ブン右ストレートバァギィダメージ138サァーーー消滅。』

 エッサにいきなり殴られた、爽やかな笑顔の船員は、灰になって消えてしまいました。この世界のレベル1の住民はだいたいHP100程度しかありません。エッサが殴ると死にます。

「「「きゃあ〜〜〜!人殺しよ〜〜〜!」」」

「………はっ!違うべぇ、軽く殴っただけだべぇ!殺すつもりはなかったべぇ!そこのお前!動くと殺すべぇよ!」

 エッサもパニックですが、飛行船の乗客達もパニックです。大抵の乗客達はレベル1です。中には冒険者もいますが、下手に動いてエッサを刺激すると、被害者が増えてしまうので軽はずみには動けません。

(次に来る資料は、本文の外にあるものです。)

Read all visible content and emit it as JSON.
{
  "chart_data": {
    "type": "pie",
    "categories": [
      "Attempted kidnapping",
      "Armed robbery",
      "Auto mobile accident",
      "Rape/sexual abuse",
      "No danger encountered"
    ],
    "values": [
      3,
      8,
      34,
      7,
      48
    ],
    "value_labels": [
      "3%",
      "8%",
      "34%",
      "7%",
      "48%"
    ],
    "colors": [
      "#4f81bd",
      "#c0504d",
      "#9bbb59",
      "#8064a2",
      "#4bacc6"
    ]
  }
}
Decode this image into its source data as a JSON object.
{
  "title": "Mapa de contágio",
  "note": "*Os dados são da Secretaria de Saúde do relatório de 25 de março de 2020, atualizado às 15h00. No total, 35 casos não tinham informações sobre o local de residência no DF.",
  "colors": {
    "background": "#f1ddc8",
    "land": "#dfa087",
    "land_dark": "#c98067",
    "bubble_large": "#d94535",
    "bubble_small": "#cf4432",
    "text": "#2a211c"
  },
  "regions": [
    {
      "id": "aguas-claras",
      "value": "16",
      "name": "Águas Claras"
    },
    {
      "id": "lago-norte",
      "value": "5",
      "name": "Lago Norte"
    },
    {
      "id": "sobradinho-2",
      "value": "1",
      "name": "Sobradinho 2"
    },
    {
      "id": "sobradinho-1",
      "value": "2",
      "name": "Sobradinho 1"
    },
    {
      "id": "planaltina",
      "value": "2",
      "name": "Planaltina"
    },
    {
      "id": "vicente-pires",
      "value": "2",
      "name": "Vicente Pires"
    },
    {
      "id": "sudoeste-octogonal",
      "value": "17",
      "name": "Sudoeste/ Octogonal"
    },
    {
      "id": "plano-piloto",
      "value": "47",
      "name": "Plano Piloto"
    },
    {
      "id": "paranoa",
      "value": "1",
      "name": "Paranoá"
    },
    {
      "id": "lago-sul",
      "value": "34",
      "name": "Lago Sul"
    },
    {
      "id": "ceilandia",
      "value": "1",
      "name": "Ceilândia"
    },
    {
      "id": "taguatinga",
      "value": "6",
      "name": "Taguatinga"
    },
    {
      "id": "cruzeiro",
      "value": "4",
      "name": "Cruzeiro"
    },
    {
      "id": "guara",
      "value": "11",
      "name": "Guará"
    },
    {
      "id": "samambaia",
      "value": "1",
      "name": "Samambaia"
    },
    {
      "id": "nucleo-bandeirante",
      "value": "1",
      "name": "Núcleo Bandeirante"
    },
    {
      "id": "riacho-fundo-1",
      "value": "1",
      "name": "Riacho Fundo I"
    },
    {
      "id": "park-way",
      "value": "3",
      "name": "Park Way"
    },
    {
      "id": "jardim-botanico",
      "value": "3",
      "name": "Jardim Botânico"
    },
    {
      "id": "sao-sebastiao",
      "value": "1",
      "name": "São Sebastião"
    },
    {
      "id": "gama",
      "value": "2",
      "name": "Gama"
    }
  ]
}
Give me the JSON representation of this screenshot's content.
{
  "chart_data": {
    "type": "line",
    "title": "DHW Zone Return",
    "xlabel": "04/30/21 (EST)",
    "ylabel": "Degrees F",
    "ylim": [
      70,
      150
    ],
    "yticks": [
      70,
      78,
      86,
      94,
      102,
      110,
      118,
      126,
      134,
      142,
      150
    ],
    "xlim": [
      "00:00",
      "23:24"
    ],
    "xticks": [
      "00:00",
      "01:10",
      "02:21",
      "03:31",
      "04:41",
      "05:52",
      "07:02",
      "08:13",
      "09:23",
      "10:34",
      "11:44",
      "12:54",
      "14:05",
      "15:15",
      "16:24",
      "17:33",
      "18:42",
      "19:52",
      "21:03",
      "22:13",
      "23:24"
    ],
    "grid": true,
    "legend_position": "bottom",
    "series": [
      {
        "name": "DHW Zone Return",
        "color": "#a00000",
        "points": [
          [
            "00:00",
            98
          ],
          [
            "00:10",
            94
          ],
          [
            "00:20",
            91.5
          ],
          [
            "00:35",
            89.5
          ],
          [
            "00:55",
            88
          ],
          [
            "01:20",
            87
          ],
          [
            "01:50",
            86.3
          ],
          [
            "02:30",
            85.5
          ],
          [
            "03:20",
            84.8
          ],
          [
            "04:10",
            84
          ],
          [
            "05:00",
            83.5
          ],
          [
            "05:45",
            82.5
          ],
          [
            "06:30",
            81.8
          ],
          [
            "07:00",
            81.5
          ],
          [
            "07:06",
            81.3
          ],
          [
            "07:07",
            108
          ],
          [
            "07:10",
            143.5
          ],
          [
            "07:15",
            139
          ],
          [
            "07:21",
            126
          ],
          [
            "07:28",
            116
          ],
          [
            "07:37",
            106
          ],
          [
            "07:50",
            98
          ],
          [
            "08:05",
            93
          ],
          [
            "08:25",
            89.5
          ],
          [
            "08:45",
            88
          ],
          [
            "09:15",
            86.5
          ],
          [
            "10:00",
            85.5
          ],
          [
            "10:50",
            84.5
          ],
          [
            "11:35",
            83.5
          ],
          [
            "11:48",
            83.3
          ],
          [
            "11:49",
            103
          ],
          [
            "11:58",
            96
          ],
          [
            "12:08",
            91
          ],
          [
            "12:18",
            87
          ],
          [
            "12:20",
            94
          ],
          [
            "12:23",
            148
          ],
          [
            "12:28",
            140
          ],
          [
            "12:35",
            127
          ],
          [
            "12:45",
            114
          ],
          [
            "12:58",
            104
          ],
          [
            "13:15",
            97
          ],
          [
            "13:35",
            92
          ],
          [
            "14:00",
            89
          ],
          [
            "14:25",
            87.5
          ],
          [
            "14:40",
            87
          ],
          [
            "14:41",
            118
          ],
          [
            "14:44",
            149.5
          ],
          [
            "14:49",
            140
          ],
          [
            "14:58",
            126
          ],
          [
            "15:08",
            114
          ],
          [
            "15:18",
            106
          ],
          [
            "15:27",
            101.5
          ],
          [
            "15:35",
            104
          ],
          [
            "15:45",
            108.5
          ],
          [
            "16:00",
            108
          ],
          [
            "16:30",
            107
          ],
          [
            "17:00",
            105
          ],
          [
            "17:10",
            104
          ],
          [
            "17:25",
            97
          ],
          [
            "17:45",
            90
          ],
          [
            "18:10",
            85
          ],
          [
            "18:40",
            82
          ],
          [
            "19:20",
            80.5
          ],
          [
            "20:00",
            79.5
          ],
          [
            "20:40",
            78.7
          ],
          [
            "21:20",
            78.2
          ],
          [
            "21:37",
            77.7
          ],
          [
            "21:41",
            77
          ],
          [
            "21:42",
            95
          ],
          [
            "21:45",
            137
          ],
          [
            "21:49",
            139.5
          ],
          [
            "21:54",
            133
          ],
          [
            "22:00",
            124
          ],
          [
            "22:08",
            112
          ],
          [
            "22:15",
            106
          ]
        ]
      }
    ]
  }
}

「私が船長だ。頼むから乗客達だけは下ろさせて欲しい。金ならすぐに用意するから、乗客達には手を出さないでくれ。」

 勇敢な船長さんですが、エッサは金目的の犯罪者ではありません。低級犯罪者だと思われてエッサは怒っています。

「オラの事を犯罪者だと思ってるべぇな!巫山戯んじゃないべぇ!オラは世界を救う英雄だべぇよ。金なんかいらないから、さっさと船を上に飛ばせばいいんだべぇ。早くしないと1秒毎に乗客を殺して行くべぇよ!」

(何を言ってるんだ?酒に酔っているのか?だが、これ以上、下手に刺激したら何をするか分からん。とりあえずは要求通りに船を飛ばして、説得を続けてみよう。)

 エッサの要求通りに飛行船は出発しました。目指すは上空にあるラスボスの居城です。エッサと共に乗客、船員52名がラスボスの城に向かいます。